The State counters Larimore’s contentions by arguing that its appeal, in effect, stayed the writ and new trial. The State argues that Larimore now occupies the same position he occupied when he was last convicted, and until the supreme court acts, Larimore remains convicted of first-degree murder. The State asserts Larimore thus stands convicted of a crime, and the State is appealing a judgment undoing that verdict. Furthermore, Ark. R. App. P.— Crim. 6(b)(3) does not allow release of one convicted of first degree-murder under any circumstance.

This matter is before this court on an appeal from the denial of bail. We have treated such an appeal as a petition for writ of certiorari. Duncan v. State, 308 Ark. 205, 823 S.W.2d 886 (1992) (citing Thomas v. State, 260 Ark. 512, 542 S.W.2d 284 (1976)); Perry v.

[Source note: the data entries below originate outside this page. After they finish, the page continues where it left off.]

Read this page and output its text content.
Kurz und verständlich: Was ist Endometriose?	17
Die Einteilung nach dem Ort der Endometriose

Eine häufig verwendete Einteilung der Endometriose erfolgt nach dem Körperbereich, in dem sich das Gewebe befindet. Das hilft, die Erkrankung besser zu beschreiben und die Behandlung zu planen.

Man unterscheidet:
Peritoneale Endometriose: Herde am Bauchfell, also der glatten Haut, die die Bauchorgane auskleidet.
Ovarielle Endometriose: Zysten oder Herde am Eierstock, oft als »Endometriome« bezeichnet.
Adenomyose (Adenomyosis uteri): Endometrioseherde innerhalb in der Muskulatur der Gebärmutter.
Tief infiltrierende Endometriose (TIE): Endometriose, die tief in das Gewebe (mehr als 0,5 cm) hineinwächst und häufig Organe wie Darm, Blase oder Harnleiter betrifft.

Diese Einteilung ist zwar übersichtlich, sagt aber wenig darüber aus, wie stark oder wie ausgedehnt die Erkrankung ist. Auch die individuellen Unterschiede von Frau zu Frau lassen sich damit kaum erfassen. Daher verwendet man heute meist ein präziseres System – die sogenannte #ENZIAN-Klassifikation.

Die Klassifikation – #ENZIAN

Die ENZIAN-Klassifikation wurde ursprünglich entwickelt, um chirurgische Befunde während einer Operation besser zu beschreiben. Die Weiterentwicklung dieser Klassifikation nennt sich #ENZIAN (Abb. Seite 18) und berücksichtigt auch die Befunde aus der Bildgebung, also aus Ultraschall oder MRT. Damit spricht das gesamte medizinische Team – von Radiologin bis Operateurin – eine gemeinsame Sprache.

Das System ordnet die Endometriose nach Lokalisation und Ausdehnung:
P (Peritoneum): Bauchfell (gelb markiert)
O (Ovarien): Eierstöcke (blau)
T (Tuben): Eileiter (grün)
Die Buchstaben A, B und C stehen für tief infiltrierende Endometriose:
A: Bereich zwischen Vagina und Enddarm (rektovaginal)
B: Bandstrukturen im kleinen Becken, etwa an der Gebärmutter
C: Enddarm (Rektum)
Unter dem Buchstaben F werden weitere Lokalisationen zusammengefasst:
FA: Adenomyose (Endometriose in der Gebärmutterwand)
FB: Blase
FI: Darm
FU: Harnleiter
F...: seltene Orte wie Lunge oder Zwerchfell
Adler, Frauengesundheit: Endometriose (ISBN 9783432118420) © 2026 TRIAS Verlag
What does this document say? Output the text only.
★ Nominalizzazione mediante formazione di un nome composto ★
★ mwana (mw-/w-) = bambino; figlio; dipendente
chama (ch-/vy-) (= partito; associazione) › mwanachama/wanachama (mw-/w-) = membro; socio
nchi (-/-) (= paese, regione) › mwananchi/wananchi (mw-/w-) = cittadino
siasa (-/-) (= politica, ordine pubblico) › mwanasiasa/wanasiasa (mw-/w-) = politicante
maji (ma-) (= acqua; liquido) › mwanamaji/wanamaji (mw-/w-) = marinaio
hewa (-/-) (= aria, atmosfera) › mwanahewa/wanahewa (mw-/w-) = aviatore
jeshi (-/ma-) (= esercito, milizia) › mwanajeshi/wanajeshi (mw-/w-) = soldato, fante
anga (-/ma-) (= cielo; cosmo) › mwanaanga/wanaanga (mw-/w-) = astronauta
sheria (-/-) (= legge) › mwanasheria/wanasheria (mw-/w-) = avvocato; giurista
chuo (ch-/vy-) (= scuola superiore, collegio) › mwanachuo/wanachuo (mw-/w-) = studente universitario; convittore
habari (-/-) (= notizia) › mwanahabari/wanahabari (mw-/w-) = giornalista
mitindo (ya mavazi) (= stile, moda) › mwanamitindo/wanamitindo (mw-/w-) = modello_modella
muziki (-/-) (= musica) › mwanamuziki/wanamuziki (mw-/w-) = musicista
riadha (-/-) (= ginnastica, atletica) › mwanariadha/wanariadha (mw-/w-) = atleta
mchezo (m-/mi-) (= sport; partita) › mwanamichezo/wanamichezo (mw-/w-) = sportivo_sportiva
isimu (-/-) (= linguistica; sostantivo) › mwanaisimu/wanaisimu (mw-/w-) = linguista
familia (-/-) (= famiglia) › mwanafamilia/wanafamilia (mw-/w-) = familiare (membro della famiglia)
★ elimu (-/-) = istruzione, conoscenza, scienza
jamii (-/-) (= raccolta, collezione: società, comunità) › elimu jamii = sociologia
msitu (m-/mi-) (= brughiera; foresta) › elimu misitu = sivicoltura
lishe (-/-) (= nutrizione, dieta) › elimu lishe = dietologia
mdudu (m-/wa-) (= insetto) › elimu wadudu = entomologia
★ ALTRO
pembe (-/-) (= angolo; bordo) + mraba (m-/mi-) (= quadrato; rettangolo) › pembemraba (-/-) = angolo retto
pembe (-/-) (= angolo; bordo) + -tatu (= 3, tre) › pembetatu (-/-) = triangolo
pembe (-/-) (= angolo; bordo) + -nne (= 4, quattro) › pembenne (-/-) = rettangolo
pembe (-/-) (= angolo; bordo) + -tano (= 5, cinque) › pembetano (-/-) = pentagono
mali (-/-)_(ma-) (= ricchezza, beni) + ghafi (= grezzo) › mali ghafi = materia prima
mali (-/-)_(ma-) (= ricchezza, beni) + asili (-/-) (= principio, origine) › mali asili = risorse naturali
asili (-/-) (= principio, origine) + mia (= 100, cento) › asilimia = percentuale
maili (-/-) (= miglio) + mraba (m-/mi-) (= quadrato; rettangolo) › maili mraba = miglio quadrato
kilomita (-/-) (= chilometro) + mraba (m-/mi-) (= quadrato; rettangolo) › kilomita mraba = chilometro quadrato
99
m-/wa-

State, 275 Ark. 170, 628 S.W.2d 304 (1982). Writs of certiorari have been labeled the appropriate vehicle for relief in bail proceedings. See, e.g., State v. Pulaski County Circuit Court, 326 Ark. 886, 934 S.W.2d 915 (1996); Casement v. State, 318 Ark. 225, 884 S.W.2d 593 (1994). In Foreman v. State, 317 Ark. 146, 875 S.W.2d 853 (1994), we stated:

Certiorari lies to correct proceedings erroneous on the face of the record where there is no other adequate remedy, and it is available to the appellate court in its exercise of superintending control over a lower court that is proceeding illegally where no other mode of review has been provided. Lupo v. Lineberger, 313 Ark. 315, 855 S.W.2d 293 (1993). A demonstration of plain, manifest, clear, and gross abuse of discretion is essential before this court will grant a petition for writ of certiorari. Shorey v. Thompson, 295 Ark. 664, 750 S.W.2d 955 (1988).

Foreman, 317 Ark. at 148. As such, this case is properly before us on a writ of certiorari filed by Larimore to secure his release on pretrial bail.

Availability of bail/release

Article 2, § 8, of the Arkansas Constitution provides that “All persons shall, before conviction, be bailable by sufficient sureties, except for capital offenses, when proof is evident or the presumption great.” Stated another way, a criminal defendant has an absolute right before conviction, except in capital cases, to a reasonable bail. Henley v. Taylor, 324 Ark. 114, 918 S.W.2d 713 (1996); Reeves v. State, 261 Ark. 384, 548 S.W.2d 822 (1977); Duncan, supra. A bond on appeal, however, is not an absolute right. Perry, supra. Bail on appeal is governed by Rule 6 of the Arkansas Rules of Appellate Procedure—Criminal. Most notable for this case is that bail on appeal is not available for one who has been found guilty of murder in the first degree. Ark. R. App. P.—Crim. 6. As such, the only type of bail to which Larimore could possibly be entitled would be “pretrial” bail under Article 2, § 8, of the Arkansas Constitution and Rule 9.2 of the Arkansas Rules of Criminal Procedure.

The State argues, and the trial court apparently held, that the State’s filing of a notice of appeal acted to suspend the effective date of the grant of the writ of error coram nobis. The State argues that the trial court’s order denying pretrial bail was entered with the intent of staying the grant until this court could consider the State’s appeal. We agree.

When a trial court grants a writ of coram nobis, the remedy is a new trial. Penn v. State, 282 Ark. 571, 670 S.W.2d 426 (1984). However, the remedy’s grant is suspended pending the outcome of the State’s appeal of its appropriateness. Consequently, at this juncture, Larimore stands convicted of first-degree murder and is ineligible for pretrial bail pursuant to Ark. R. App. P.—Crim. 6(b)(3). The trial court, therefore, did not err when it denied Larimore’s request for such relief.

Affirmed.

Glaze, J., concurs.

Larimore v. State, 309 Ark. 414, 833 S.W.2d 358 (1992).

Larimore v. State, 317 Ark. 111, 877 S.W.2d 570 (1994).

Larimore v. State, 327 Ark. 271, 938 S.W.2d 818 (1997).